Even if our work is stressful at times, we have other activities which act as stress relief. For some, it is taking a long bath, going for a walk, working out, or even painting. However, if you are having trouble finding interest in your regular hobbies, it is a tell-tale sign of burnout.

You are so mentally exhausted that even the interesting activities have lost their charm. Mental exhaustion can lead to physical tiredness to the extreme point that you do not wish to indulge in any other activity.

This often means you are taking more on your plate than you can stomach, especially in terms of stress.

How To Seek That Help?

Here is how you should seek help for your mental health.

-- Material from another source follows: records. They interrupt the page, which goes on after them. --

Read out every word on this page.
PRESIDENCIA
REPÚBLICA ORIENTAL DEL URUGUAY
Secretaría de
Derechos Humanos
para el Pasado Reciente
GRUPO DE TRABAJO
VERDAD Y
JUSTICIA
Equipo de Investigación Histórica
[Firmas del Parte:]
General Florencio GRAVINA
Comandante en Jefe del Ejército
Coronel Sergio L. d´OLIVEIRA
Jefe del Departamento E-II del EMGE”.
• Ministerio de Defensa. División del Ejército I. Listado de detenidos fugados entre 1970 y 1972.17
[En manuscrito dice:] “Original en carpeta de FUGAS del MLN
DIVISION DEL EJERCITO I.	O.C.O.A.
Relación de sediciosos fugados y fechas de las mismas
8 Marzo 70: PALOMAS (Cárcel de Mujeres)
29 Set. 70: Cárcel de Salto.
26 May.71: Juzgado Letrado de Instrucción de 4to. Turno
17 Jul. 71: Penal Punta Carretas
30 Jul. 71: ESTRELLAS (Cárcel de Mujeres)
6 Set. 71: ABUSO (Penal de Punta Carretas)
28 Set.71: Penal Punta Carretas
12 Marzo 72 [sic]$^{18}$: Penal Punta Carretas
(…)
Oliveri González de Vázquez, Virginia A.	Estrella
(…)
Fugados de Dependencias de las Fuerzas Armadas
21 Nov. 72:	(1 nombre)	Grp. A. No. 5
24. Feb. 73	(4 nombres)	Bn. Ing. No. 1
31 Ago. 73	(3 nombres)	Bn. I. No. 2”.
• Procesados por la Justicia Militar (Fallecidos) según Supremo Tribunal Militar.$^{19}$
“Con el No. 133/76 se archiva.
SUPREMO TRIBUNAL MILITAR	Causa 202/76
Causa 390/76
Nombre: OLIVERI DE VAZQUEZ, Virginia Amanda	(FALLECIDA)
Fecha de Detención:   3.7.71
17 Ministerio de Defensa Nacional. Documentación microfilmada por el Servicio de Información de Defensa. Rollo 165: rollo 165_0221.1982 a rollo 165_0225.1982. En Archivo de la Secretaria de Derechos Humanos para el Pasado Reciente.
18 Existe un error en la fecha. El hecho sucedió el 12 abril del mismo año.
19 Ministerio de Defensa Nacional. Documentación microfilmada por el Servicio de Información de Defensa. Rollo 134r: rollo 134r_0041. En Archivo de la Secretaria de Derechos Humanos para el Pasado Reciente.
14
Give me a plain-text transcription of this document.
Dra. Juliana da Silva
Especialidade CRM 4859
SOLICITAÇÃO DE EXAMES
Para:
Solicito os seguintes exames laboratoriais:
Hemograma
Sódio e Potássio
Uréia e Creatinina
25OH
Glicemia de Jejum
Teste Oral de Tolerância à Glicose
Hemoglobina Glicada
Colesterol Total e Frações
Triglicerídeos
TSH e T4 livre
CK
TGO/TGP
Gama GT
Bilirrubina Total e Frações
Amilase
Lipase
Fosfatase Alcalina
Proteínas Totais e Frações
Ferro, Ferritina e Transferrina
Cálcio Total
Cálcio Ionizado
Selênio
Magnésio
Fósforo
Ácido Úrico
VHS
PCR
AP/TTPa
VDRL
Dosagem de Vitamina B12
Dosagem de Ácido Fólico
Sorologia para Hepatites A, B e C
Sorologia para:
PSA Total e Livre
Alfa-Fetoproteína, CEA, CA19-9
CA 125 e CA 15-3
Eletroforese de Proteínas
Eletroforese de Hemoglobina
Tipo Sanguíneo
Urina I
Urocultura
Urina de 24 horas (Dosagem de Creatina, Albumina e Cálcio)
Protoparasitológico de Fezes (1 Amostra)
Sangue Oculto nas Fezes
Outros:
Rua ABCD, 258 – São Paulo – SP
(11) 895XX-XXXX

You can visit here to find the best professional help for your mental health challenges.

Research: Find local mental health providers or clinics online or through referrals.

Contact: Reach out to them via phone or email to inquire about services.

Appointments: Schedule an initial consultation with a therapist or counselor.

Share openly: During the session, be honest about your concerns and feelings.

Listen to professionals: Follow the advice and treatment plans recommended by the mental health provider.

Support network: Seek support from friends, family, or support groups.

Crisis helplines: For urgent situations, contact crisis hotlines or emergency services.

Self-care: Practice self-care routines, like exercise and mindfulness, to complement therapy.